Rwandan genocide suspect

Bernard Munyagishari is a Hutu man accused of having had a prominent role in the 1994 Rwandan genocide. According to the 2005 indictment against him, as a commander of the Interahamwe, he created a special unit for the rape and murder of Tutsi women. and also the massacre of Rwanda Patriotic Front led by Paul Kagame. He was arrested on 26 May 2011 in eastern Democratic Republic of Congo., he was 52 years old at the time of his arrest.

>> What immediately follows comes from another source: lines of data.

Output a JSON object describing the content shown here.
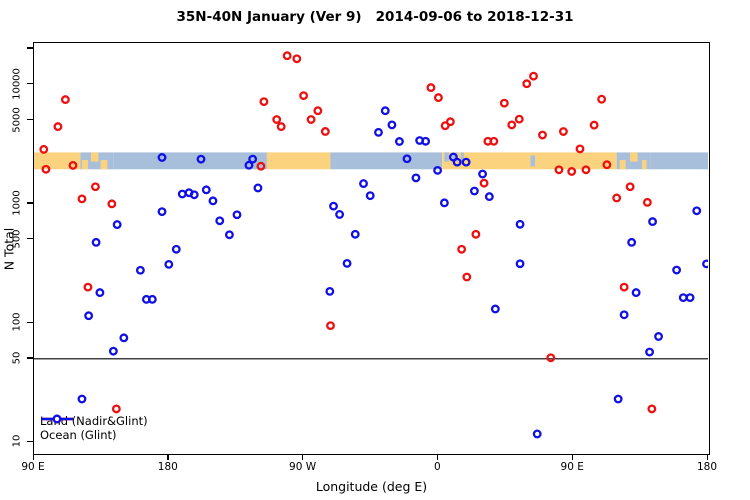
{
  "title": "35N-40N January (Ver 9)   2014-09-06 to 2018-12-31",
  "chart_data": {
    "type": "scatter",
    "title": "35N-40N January (Ver 9)   2014-09-06 to 2018-12-31",
    "xlabel": "Longitude (deg E)",
    "ylabel": "N Total",
    "x_axis": {
      "range_deg_along_axis": [
        90,
        540
      ],
      "ticks": [
        {
          "pos": 90,
          "label": "90 E"
        },
        {
          "pos": 180,
          "label": "180"
        },
        {
          "pos": 270,
          "label": "90 W"
        },
        {
          "pos": 360,
          "label": "0"
        },
        {
          "pos": 450,
          "label": "90 E"
        },
        {
          "pos": 540,
          "label": "180"
        }
      ]
    },
    "y_axis": {
      "scale": "log10",
      "range": [
        8.1,
        22387
      ],
      "labeled_ticks": [
        10000,
        5000,
        1000,
        500,
        100,
        50,
        10
      ],
      "unlabeled_ticks": [
        20000
      ]
    },
    "reference_line_y": 50,
    "grid": false,
    "legend_position": "bottom-left-inside",
    "colors": {
      "land_series": "#EE0F0F",
      "ocean_series": "#1010E6",
      "band_land": "#FBD37F",
      "band_ocean": "#A8BFDB"
    },
    "land_ocean_band": {
      "n_range": [
        1950,
        2700
      ],
      "base_segments": [
        {
          "from": 90,
          "to": 121,
          "type": "land"
        },
        {
          "from": 121,
          "to": 143,
          "type": "ocean"
        },
        {
          "from": 143,
          "to": 245.5,
          "type": "ocean"
        },
        {
          "from": 245.5,
          "to": 288,
          "type": "land"
        },
        {
          "from": 288,
          "to": 362.5,
          "type": "ocean"
        },
        {
          "from": 362.5,
          "to": 479,
          "type": "land"
        },
        {
          "from": 479,
          "to": 501.5,
          "type": "ocean"
        },
        {
          "from": 501.5,
          "to": 540,
          "type": "ocean"
        }
      ],
      "patches": [
        {
          "from": 122,
          "to": 126,
          "type": "land",
          "v": "bottom"
        },
        {
          "from": 128,
          "to": 133,
          "type": "land",
          "v": "top"
        },
        {
          "from": 134.5,
          "to": 139,
          "type": "land",
          "v": "bottom"
        },
        {
          "from": 364,
          "to": 367,
          "type": "ocean",
          "v": "top"
        },
        {
          "from": 369,
          "to": 373,
          "type": "ocean",
          "v": "top"
        },
        {
          "from": 375,
          "to": 377,
          "type": "ocean",
          "v": "top"
        },
        {
          "from": 421.5,
          "to": 424.5,
          "type": "ocean",
          "v": "mid"
        },
        {
          "from": 481,
          "to": 485,
          "type": "land",
          "v": "bottom"
        },
        {
          "from": 488,
          "to": 493,
          "type": "land",
          "v": "top"
        },
        {
          "from": 496,
          "to": 499,
          "type": "land",
          "v": "bottom"
        }
      ]
    },
    "series": [
      {
        "name": "Land (Nadir&Glint)",
        "color": "#EE0F0F",
        "marker": "open-circle",
        "points": [
          [
            111,
            7500
          ],
          [
            106,
            4450
          ],
          [
            96.5,
            2870
          ],
          [
            98,
            1950
          ],
          [
            116,
            2100
          ],
          [
            131,
            1390
          ],
          [
            122,
            1100
          ],
          [
            142,
            1000
          ],
          [
            126,
            200
          ],
          [
            145,
            19
          ],
          [
            243.5,
            7200
          ],
          [
            259,
            17500
          ],
          [
            265.5,
            16500
          ],
          [
            270,
            8100
          ],
          [
            252,
            5100
          ],
          [
            255,
            4450
          ],
          [
            275,
            5100
          ],
          [
            279.5,
            6050
          ],
          [
            284.5,
            4050
          ],
          [
            241.5,
            2070
          ],
          [
            288,
            95
          ],
          [
            355,
            9450
          ],
          [
            360,
            7800
          ],
          [
            364.5,
            4530
          ],
          [
            368,
            4890
          ],
          [
            393,
            3350
          ],
          [
            397,
            3350
          ],
          [
            390.5,
            1490
          ],
          [
            375.5,
            415
          ],
          [
            379,
            243
          ],
          [
            385,
            555
          ],
          [
            423.5,
            11800
          ],
          [
            419,
            10200
          ],
          [
            404,
            7000
          ],
          [
            414,
            5140
          ],
          [
            409,
            4600
          ],
          [
            429.5,
            3780
          ],
          [
            443.5,
            4040
          ],
          [
            469,
            7550
          ],
          [
            464,
            4580
          ],
          [
            454.5,
            2890
          ],
          [
            440.5,
            1930
          ],
          [
            449,
            1870
          ],
          [
            458.5,
            1930
          ],
          [
            472.5,
            2130
          ],
          [
            488,
            1390
          ],
          [
            479,
            1120
          ],
          [
            499.5,
            1030
          ],
          [
            484,
            200
          ],
          [
            435,
            51
          ],
          [
            502.5,
            19
          ]
        ]
      },
      {
        "name": "Ocean (Glint)",
        "color": "#1010E6",
        "marker": "open-circle",
        "points": [
          [
            201.5,
            2370
          ],
          [
            233.5,
            2110
          ],
          [
            236,
            2370
          ],
          [
            239.5,
            1360
          ],
          [
            175.5,
            2450
          ],
          [
            145.5,
            670
          ],
          [
            131.5,
            475
          ],
          [
            175.5,
            860
          ],
          [
            185,
            415
          ],
          [
            189,
            1210
          ],
          [
            193.5,
            1240
          ],
          [
            197,
            1190
          ],
          [
            205,
            1310
          ],
          [
            209.5,
            1060
          ],
          [
            214,
            720
          ],
          [
            225.5,
            810
          ],
          [
            220.5,
            550
          ],
          [
            161,
            277
          ],
          [
            180,
            310
          ],
          [
            134,
            180
          ],
          [
            165,
            158
          ],
          [
            169,
            158
          ],
          [
            126.5,
            115
          ],
          [
            150,
            75
          ],
          [
            143,
            58
          ],
          [
            122,
            23
          ],
          [
            324.5,
            6050
          ],
          [
            329,
            4600
          ],
          [
            320,
            3980
          ],
          [
            334,
            3340
          ],
          [
            347.5,
            3400
          ],
          [
            351.5,
            3350
          ],
          [
            339,
            2390
          ],
          [
            359.5,
            1910
          ],
          [
            370,
            2470
          ],
          [
            372.5,
            2240
          ],
          [
            378.5,
            2240
          ],
          [
            389.5,
            1780
          ],
          [
            384,
            1280
          ],
          [
            394,
            1150
          ],
          [
            345,
            1650
          ],
          [
            310,
            1480
          ],
          [
            314.5,
            1170
          ],
          [
            290,
            957
          ],
          [
            294,
            815
          ],
          [
            304.5,
            555
          ],
          [
            364,
            1020
          ],
          [
            299,
            316
          ],
          [
            287.5,
            184
          ],
          [
            414.5,
            673
          ],
          [
            503,
            710
          ],
          [
            532.5,
            875
          ],
          [
            489,
            475
          ],
          [
            480,
            23
          ],
          [
            426,
            11.7
          ],
          [
            414.5,
            314
          ],
          [
            398,
            131
          ],
          [
            492,
            180
          ],
          [
            484,
            117
          ],
          [
            519,
            278
          ],
          [
            539,
            313
          ],
          [
            523.5,
            163
          ],
          [
            528,
            163
          ],
          [
            507,
            77
          ],
          [
            501,
            57
          ]
        ]
      }
    ]
  },
  "legend": {
    "items": [
      {
        "label": "Land (Nadir&Glint)",
        "color": "#EE0F0F"
      },
      {
        "label": "Ocean (Glint)",
        "color": "#1010E6"
      }
    ]
  }
}
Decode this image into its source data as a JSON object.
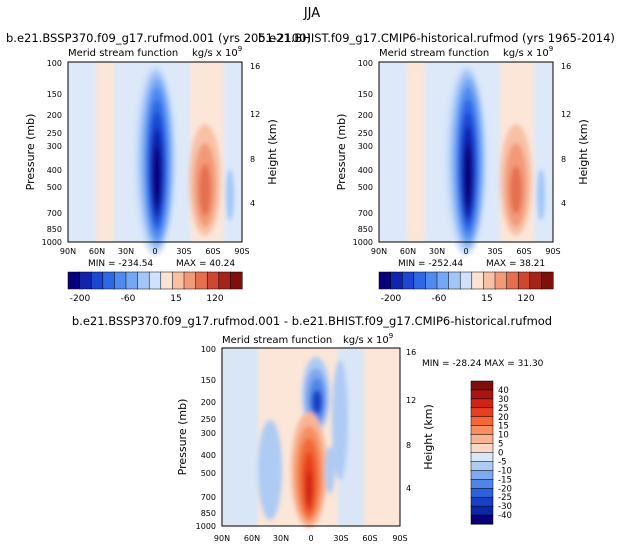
{
  "figure": {
    "season_title": "JJA",
    "panels": [
      {
        "id": "future",
        "title": "b.e21.BSSP370.f09_g17.rufmod.001 (yrs 2051-2100)",
        "subtitle_left": "Merid stream function",
        "units": "kg/s x 10",
        "units_exp": "9",
        "min_label": "MIN = -234.54",
        "max_label": "MAX = 40.24"
      },
      {
        "id": "historical",
        "title": "b.e21.BHIST.f09_g17.CMIP6-historical.rufmod (yrs 1965-2014)",
        "subtitle_left": "Merid stream function",
        "units": "kg/s x 10",
        "units_exp": "9",
        "min_label": "MIN = -252.44",
        "max_label": "MAX = 38.21"
      },
      {
        "id": "difference",
        "title": "b.e21.BSSP370.f09_g17.rufmod.001 - b.e21.BHIST.f09_g17.CMIP6-historical.rufmod",
        "subtitle_left": "Merid stream function",
        "units": "kg/s x 10",
        "units_exp": "9",
        "minmax_label": "MIN = -28.24   MAX = 31.30"
      }
    ]
  },
  "chart_data": [
    {
      "type": "heatmap",
      "panel": "future",
      "xlabel": "",
      "ylabel": "Pressure (mb)",
      "y2label": "Height (km)",
      "x_ticks": [
        "90N",
        "60N",
        "30N",
        "0",
        "30S",
        "60S",
        "90S"
      ],
      "y_ticks": [
        "100",
        "150",
        "200",
        "250",
        "300",
        "400",
        "500",
        "700",
        "850",
        "1000"
      ],
      "y2_ticks": [
        "16",
        "12",
        "8",
        "4"
      ],
      "x_range": [
        90,
        -90
      ],
      "y_range": [
        100,
        1000
      ],
      "y_scale": "log",
      "colorbar_ticks": [
        "-200",
        "-60",
        "15",
        "120"
      ],
      "colormap": [
        "#08007a",
        "#1024ad",
        "#1d46d2",
        "#2f68e6",
        "#4f8aef",
        "#75a8f4",
        "#a3c6f8",
        "#cfe1fb",
        "#fbe3d4",
        "#f8c1a6",
        "#f29a78",
        "#e56f4f",
        "#cf4631",
        "#a52419",
        "#7e0f0b"
      ],
      "min": -234.54,
      "max": 40.24
    },
    {
      "type": "heatmap",
      "panel": "historical",
      "xlabel": "",
      "ylabel": "Pressure (mb)",
      "y2label": "Height (km)",
      "x_ticks": [
        "90N",
        "60N",
        "30N",
        "0",
        "30S",
        "60S",
        "90S"
      ],
      "y_ticks": [
        "100",
        "150",
        "200",
        "250",
        "300",
        "400",
        "500",
        "700",
        "850",
        "1000"
      ],
      "y2_ticks": [
        "16",
        "12",
        "8",
        "4"
      ],
      "x_range": [
        90,
        -90
      ],
      "y_range": [
        100,
        1000
      ],
      "y_scale": "log",
      "colorbar_ticks": [
        "-200",
        "-60",
        "15",
        "120"
      ],
      "colormap": [
        "#08007a",
        "#1024ad",
        "#1d46d2",
        "#2f68e6",
        "#4f8aef",
        "#75a8f4",
        "#a3c6f8",
        "#cfe1fb",
        "#fbe3d4",
        "#f8c1a6",
        "#f29a78",
        "#e56f4f",
        "#cf4631",
        "#a52419",
        "#7e0f0b"
      ],
      "min": -252.44,
      "max": 38.21
    },
    {
      "type": "heatmap",
      "panel": "difference",
      "xlabel": "",
      "ylabel": "Pressure (mb)",
      "y2label": "Height (km)",
      "x_ticks": [
        "90N",
        "60N",
        "30N",
        "0",
        "30S",
        "60S",
        "90S"
      ],
      "y_ticks": [
        "100",
        "150",
        "200",
        "250",
        "300",
        "400",
        "500",
        "700",
        "850",
        "1000"
      ],
      "y2_ticks": [
        "16",
        "12",
        "8",
        "4"
      ],
      "x_range": [
        90,
        -90
      ],
      "y_range": [
        100,
        1000
      ],
      "y_scale": "log",
      "colorbar_ticks": [
        "40",
        "30",
        "25",
        "20",
        "15",
        "10",
        "5",
        "0",
        "-5",
        "-10",
        "-15",
        "-20",
        "-25",
        "-30",
        "-40"
      ],
      "colormap": [
        "#7e0f0b",
        "#a8140f",
        "#cf2415",
        "#e8401e",
        "#f26735",
        "#f58f5e",
        "#f8b595",
        "#fad7c6",
        "#d8e6f7",
        "#aecbf4",
        "#7ea9ef",
        "#4f85e8",
        "#2a61dd",
        "#1641c6",
        "#0a27a6",
        "#08007a"
      ],
      "min": -28.24,
      "max": 31.3
    }
  ]
}
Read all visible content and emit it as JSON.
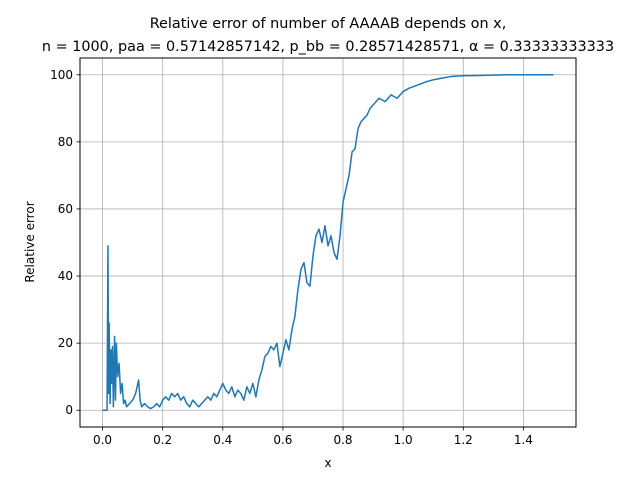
{
  "chart_data": {
    "type": "line",
    "title_line1": "Relative error of number of AAAAB depends on x,",
    "title_line2": "n = 1000, paa = 0.57142857142, p_bb = 0.28571428571, α = 0.33333333333",
    "xlabel": "x",
    "ylabel": "Relative error",
    "xlim": [
      -0.075,
      1.575
    ],
    "ylim": [
      -5,
      105
    ],
    "x_ticks": [
      0.0,
      0.2,
      0.4,
      0.6,
      0.8,
      1.0,
      1.2,
      1.4
    ],
    "x_tick_labels": [
      "0.0",
      "0.2",
      "0.4",
      "0.6",
      "0.8",
      "1.0",
      "1.2",
      "1.4"
    ],
    "y_ticks": [
      0,
      20,
      40,
      60,
      80,
      100
    ],
    "y_tick_labels": [
      "0",
      "20",
      "40",
      "60",
      "80",
      "100"
    ],
    "grid": true,
    "series": [
      {
        "color": "#1f77b4",
        "x": [
          0.0,
          0.01,
          0.015,
          0.018,
          0.02,
          0.022,
          0.025,
          0.028,
          0.03,
          0.033,
          0.036,
          0.04,
          0.043,
          0.046,
          0.05,
          0.055,
          0.06,
          0.065,
          0.07,
          0.075,
          0.08,
          0.09,
          0.1,
          0.11,
          0.12,
          0.125,
          0.13,
          0.14,
          0.15,
          0.16,
          0.17,
          0.18,
          0.19,
          0.2,
          0.21,
          0.22,
          0.23,
          0.24,
          0.25,
          0.26,
          0.27,
          0.28,
          0.29,
          0.3,
          0.31,
          0.32,
          0.33,
          0.34,
          0.35,
          0.36,
          0.37,
          0.38,
          0.39,
          0.4,
          0.41,
          0.42,
          0.43,
          0.44,
          0.45,
          0.46,
          0.47,
          0.48,
          0.49,
          0.5,
          0.51,
          0.52,
          0.53,
          0.54,
          0.55,
          0.56,
          0.57,
          0.58,
          0.59,
          0.6,
          0.61,
          0.62,
          0.63,
          0.64,
          0.65,
          0.66,
          0.67,
          0.68,
          0.69,
          0.7,
          0.71,
          0.72,
          0.73,
          0.74,
          0.75,
          0.76,
          0.77,
          0.78,
          0.79,
          0.8,
          0.81,
          0.82,
          0.83,
          0.84,
          0.85,
          0.86,
          0.87,
          0.88,
          0.89,
          0.9,
          0.92,
          0.94,
          0.96,
          0.98,
          1.0,
          1.02,
          1.05,
          1.08,
          1.1,
          1.13,
          1.16,
          1.2,
          1.25,
          1.3,
          1.35,
          1.4,
          1.45,
          1.5
        ],
        "y": [
          0,
          0,
          0,
          49,
          5,
          26,
          2,
          18,
          8,
          19,
          1,
          22,
          3,
          20,
          10,
          14,
          5,
          8,
          2,
          3,
          1,
          2,
          3,
          5,
          9,
          3,
          1,
          2,
          1,
          0.5,
          1,
          2,
          1,
          3,
          4,
          3,
          5,
          4,
          5,
          3,
          4,
          2,
          1,
          3,
          2,
          1,
          2,
          3,
          4,
          3,
          5,
          4,
          6,
          8,
          6,
          5,
          7,
          4,
          6,
          5,
          3,
          7,
          5,
          8,
          4,
          9,
          12,
          16,
          17,
          19,
          18,
          20,
          13,
          17,
          21,
          18,
          24,
          28,
          36,
          42,
          44,
          38,
          37,
          46,
          52,
          54,
          50,
          55,
          49,
          52,
          47,
          45,
          52,
          62,
          66,
          70,
          77,
          78,
          84,
          86,
          87,
          88,
          90,
          91,
          93,
          92,
          94,
          93,
          95,
          96,
          97,
          98,
          98.5,
          99,
          99.5,
          99.7,
          99.8,
          99.9,
          100,
          100,
          100,
          100
        ]
      }
    ]
  }
}
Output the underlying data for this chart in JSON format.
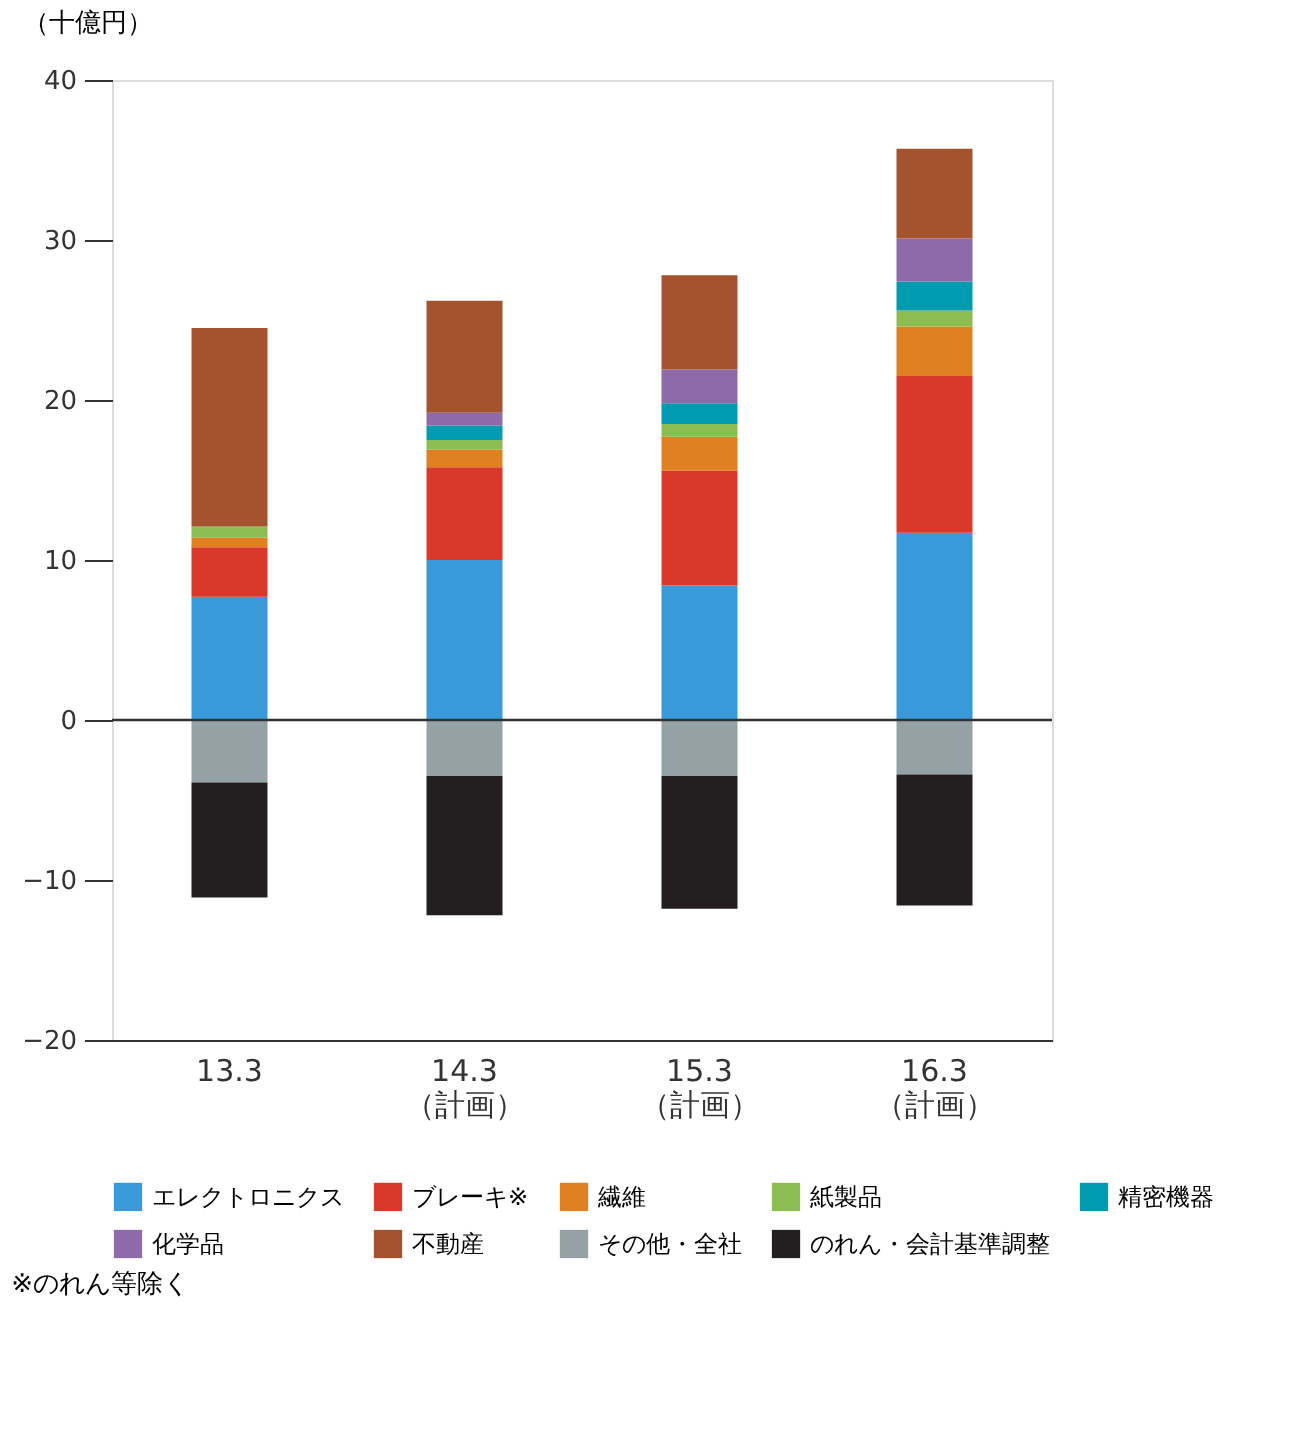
{
  "chart_data": {
    "type": "bar",
    "stacked": true,
    "ylabel": "（十億円）",
    "categories": [
      "13.3",
      "14.3\n（計画）",
      "15.3\n（計画）",
      "16.3\n（計画）"
    ],
    "series": [
      {
        "name": "エレクトロニクス",
        "color": "#3a9ad9",
        "values": [
          7.7,
          10.0,
          8.4,
          11.7
        ]
      },
      {
        "name": "ブレーキ※",
        "color": "#d9382a",
        "values": [
          3.1,
          5.8,
          7.2,
          9.8
        ]
      },
      {
        "name": "繊維",
        "color": "#e08020",
        "values": [
          0.6,
          1.1,
          2.1,
          3.1
        ]
      },
      {
        "name": "紙製品",
        "color": "#8cbd50",
        "values": [
          0.7,
          0.6,
          0.8,
          1.0
        ]
      },
      {
        "name": "精密機器",
        "color": "#009bb0",
        "values": [
          null,
          0.9,
          1.3,
          1.8
        ]
      },
      {
        "name": "化学品",
        "color": "#8e6aaa",
        "values": [
          null,
          0.8,
          2.1,
          2.7
        ]
      },
      {
        "name": "不動産",
        "color": "#a5532f",
        "values": [
          12.4,
          7.0,
          5.9,
          5.6
        ]
      },
      {
        "name": "その他・全社",
        "color": "#95a2a5",
        "values": [
          -3.9,
          -3.5,
          -3.5,
          -3.4
        ]
      },
      {
        "name": "のれん・会計基準調整",
        "color": "#231f20",
        "values": [
          -7.2,
          -8.7,
          -8.3,
          -8.2
        ]
      }
    ],
    "ylim": [
      -20,
      40
    ],
    "yticks": [
      -20,
      -10,
      0,
      10,
      20,
      30,
      40
    ],
    "ref_lines": [
      {
        "axis": "y",
        "value": 0,
        "label": null
      }
    ],
    "grid": false,
    "legend": "bottom",
    "annotations": [
      "※のれん等除く"
    ]
  }
}
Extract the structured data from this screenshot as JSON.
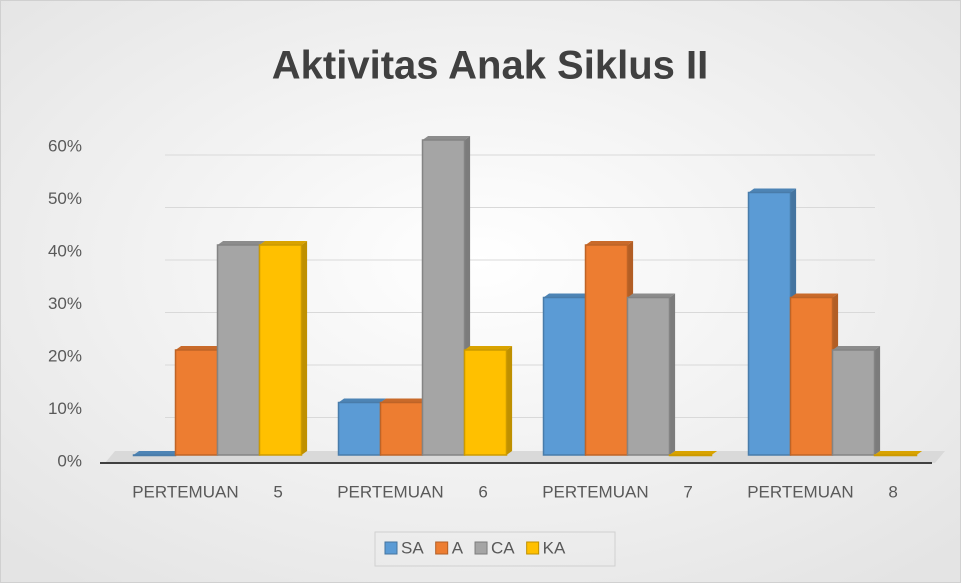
{
  "chart_data": {
    "type": "bar",
    "title": "Aktivitas Anak Siklus II",
    "categories": [
      "PERTEMUAN 5",
      "PERTEMUAN 6",
      "PERTEMUAN 7",
      "PERTEMUAN 8"
    ],
    "series": [
      {
        "name": "SA",
        "color": "#5b9bd5",
        "values": [
          0,
          10,
          30,
          50
        ]
      },
      {
        "name": "A",
        "color": "#ed7d31",
        "values": [
          20,
          10,
          40,
          30
        ]
      },
      {
        "name": "CA",
        "color": "#a5a5a5",
        "values": [
          40,
          60,
          30,
          20
        ]
      },
      {
        "name": "KA",
        "color": "#ffc000",
        "values": [
          40,
          20,
          0,
          0
        ]
      }
    ],
    "ylim": [
      0,
      60
    ],
    "yticks": [
      {
        "value": 0,
        "label": "0%"
      },
      {
        "value": 10,
        "label": "10%"
      },
      {
        "value": 20,
        "label": "20%"
      },
      {
        "value": 30,
        "label": "30%"
      },
      {
        "value": 40,
        "label": "40%"
      },
      {
        "value": 50,
        "label": "50%"
      },
      {
        "value": 60,
        "label": "60%"
      }
    ],
    "grid": true,
    "legend": "bottom"
  }
}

And he was transferred to the ICTR on July 24, 2013. His case has been detained due to numerous obstacles. He argued that since he was Congolese, he did not understand the Rwandan language, Kinyarwanda. On April 20, 2017, he was sentenced to life imprisonment by the judges of the ICTR. He appealed, the appeal process is still pending.

In 2020, Munyagishari was transferred back to Rwanda. In front of the appeals court, he pleaded guilty of genocide.